Smith is a firm believer that holiday entertaining need not be wasteful or expensive. She and other eco-conscious hosts share tips on how to throw a stylish, spirited party while saving money and protecting the environment.
Keep it simple
“Not having a big fancy dinner and lots of preparation minimizes driving all over for food and party supplies,” says Smith, principal of OnTarget Public Relations, Denver. For a gathering of close friends and family she suggests potluck or a big pot of hearty soup, salad and a simple, light dessert. The lack of excess “is a relief from an already indulgent, calorie-intensive holiday,” Smith says. “People are generally grateful not to be pressed with food.”
Paper or pixels
Some folks feel that sending e-mail invitations via www.evite.com is impersonal, but Andrea Woroch champions online invitation platforms because they’re fast, free and paperless. “Attendees can even arrange to carpool together through the invitation site,” saving on gas and emissions, says Woroch, a consumer finance expert by day and a party planner by night.
Lose the envelope
If you prefer to send invitations the old-fashioned way, print them on recycled paper with soy-based inks. Send a postcard invitation instead of a card to save on paper and postage.
Forego the flowers
“Cut flowers are grown with pesticides under less-than-sustainable circumstances” and their importation raises ecological issues, says writer Rachel Lincoln Sarnoff, who publishes an online magazine, EcoStiletto.com, about eco-friendly living. She likes to decorate with groupings of living plants that her guests can take home as party favors.
’Tis the season
Deck the halls with seasonal, plentiful items like evergreen boughs and holly. “Red apples, winter squashes, even pinecones look beautiful as centerpieces when placed in large glass bowls or vases,” Andalman says. For the ultimate eco-friendly feast, seasonality should extend to the menu. “Support local businesses and reduce your carbon footprint by planning a menu around locally grown, in-season foods,” she adds.
Dust off the china
Using glassware and cloth napkins means more cleanup, but think of it in terms of cleaning a small space now as opposed to an overburdened planet later. “If you have to go disposable, use biodegradable veggie plastic from GreenWare or EarthShell,” Sarnoff suggests. If using plastic cups, have guests write their name on theirs with permanent marker so they don’t keep “losing” their drink and using new glasses. Make sure recycle bins for bottles and cans are located beside each trash can and are clearly marked so your guests will know to sort.

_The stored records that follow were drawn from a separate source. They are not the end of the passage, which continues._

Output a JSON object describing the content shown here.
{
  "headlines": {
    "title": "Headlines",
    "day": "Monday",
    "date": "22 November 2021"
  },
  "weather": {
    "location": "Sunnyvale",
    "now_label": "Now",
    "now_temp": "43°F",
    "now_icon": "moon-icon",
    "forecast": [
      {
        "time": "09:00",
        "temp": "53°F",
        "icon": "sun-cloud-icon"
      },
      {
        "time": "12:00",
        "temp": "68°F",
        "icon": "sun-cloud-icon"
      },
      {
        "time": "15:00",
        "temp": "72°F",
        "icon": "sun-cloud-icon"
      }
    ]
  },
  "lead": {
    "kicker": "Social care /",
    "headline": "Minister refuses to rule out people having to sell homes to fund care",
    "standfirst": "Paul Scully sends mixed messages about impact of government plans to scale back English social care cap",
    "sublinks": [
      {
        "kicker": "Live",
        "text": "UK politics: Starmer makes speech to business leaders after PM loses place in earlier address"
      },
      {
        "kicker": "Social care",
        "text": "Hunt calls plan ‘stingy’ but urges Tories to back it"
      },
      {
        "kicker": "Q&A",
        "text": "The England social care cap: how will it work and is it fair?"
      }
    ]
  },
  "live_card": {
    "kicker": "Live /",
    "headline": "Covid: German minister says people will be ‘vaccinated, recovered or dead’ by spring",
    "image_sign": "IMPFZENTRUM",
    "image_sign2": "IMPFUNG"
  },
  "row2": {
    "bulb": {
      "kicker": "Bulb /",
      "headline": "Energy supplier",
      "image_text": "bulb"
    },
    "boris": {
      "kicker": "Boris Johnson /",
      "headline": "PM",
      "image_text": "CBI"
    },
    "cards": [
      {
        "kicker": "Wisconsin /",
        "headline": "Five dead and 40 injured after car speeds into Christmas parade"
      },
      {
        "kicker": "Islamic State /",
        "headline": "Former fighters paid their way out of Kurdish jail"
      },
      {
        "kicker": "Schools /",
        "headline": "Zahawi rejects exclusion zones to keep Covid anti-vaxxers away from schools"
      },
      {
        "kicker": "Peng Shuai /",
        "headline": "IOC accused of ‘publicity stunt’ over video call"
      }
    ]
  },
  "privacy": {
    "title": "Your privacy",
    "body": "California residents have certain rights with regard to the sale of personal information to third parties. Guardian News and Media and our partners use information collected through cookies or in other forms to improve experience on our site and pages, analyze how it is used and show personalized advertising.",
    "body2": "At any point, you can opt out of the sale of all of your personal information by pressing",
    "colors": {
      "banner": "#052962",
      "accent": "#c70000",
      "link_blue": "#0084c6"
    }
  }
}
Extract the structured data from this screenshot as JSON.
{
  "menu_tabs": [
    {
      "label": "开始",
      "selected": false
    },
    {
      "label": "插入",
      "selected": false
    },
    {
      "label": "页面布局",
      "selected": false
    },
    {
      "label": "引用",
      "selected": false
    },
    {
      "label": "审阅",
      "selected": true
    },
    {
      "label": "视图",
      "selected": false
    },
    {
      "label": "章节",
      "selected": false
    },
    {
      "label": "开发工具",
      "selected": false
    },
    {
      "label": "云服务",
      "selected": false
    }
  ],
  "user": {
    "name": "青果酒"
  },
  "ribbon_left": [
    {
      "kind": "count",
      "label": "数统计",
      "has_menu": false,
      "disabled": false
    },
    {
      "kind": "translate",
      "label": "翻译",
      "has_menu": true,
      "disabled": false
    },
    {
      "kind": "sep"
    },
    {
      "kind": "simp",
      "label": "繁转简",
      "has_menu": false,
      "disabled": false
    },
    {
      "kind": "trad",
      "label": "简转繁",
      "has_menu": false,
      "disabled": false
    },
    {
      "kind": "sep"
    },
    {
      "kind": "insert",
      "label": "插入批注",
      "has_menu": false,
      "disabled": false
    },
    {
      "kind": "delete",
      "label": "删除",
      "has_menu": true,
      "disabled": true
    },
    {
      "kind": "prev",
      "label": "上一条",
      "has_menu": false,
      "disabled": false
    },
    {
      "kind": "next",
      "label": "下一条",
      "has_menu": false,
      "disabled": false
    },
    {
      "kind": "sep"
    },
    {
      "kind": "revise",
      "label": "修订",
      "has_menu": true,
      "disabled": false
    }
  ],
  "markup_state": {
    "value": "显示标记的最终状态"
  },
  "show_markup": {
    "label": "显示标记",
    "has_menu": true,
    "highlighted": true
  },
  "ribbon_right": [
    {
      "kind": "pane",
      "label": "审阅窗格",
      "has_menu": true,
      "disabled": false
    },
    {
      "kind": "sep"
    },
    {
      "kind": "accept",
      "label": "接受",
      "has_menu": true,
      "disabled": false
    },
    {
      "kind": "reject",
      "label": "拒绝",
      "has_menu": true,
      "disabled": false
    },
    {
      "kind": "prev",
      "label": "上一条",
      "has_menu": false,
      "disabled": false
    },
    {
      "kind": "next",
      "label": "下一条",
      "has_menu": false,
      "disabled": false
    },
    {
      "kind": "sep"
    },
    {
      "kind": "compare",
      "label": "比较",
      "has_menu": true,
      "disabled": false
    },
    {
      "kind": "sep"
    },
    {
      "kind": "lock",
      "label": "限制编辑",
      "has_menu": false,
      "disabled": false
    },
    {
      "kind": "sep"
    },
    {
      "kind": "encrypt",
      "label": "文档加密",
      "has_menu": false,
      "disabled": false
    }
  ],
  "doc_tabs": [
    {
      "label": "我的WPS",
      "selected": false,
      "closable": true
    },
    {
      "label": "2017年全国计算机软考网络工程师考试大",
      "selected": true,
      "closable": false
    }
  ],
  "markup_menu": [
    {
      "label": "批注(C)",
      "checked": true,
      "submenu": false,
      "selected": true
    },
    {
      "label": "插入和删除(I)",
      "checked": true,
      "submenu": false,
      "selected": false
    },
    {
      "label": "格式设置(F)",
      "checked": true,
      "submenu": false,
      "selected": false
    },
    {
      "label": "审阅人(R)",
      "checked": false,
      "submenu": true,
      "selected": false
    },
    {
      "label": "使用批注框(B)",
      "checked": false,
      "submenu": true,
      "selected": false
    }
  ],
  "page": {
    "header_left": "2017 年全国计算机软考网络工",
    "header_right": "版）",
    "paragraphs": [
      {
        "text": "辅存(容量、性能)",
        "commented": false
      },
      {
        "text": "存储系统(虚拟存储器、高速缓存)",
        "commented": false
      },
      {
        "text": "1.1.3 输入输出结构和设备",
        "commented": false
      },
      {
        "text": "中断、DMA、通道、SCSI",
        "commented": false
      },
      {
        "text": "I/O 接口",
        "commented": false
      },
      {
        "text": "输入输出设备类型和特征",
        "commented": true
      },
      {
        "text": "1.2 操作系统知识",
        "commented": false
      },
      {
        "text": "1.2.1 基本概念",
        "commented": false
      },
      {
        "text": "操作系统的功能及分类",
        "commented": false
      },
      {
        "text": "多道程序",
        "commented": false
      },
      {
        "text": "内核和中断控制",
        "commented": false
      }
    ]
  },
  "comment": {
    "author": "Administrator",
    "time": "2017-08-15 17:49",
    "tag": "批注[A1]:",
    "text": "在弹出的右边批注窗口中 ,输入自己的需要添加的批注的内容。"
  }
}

Adopt a year-round Christmas tree
Rather than buying a live tree every year or a fake one that will eventually end up in a landfill, consider raising an indoor potted evergreen that thrives year-round and does double-duty as a Christmas tree. Plus, it will grow right alongside you and your loved ones. “Mine has grown a foot-and-a-half since I got it,” says Smith, who shares the following tips for adopting a tree of your own:
• Consult a local nursery for suitable species. Conifers look the most like miniature Christmas trees. Smith’s is a
Norfolk Island pine.
• Choose a pot that is not so heavy you can’t move it at Christmastime and that also allows the tree and its root system room to grow. It’s possible to choose a color, such as a muted metallic or white, that enhances both everyday and Christmas décor, but that’s not necessary, since you’ll probably drape the base with a tree skirt just like a regular Christmas tree.
• When not decorated and displayed for Christmas, a Norfolk Island pine like Smith’s prefers a sunny room that’s free of drafts. In certain regions, these trees will thrive outside in the summertime. Read up on how to care for roots and whether periodic re-potting is needed, because the roots need to grow and spread out in order for your tree to gain height.
• When it’s just a shorty, your tree will need to be elevated on a table if it’s intended to be a focal point. Conceal the table with fabric that drapes nicely.
• Ornaments must be lightweight, such as strung popcorn. And of course your tree topper can’t be too heavy or your tree will break or be forced into a backbend.
• Tell kids that while there’s not a lot of room for presents directly underneath the tree, they will get two stories, or levels, of gifts come Christmas day. Place small gifts on the tabletop and larger ones at the base of the table. You can even place one or two surprise gifts underneath the table drape and see how long it takes before they’re discovered.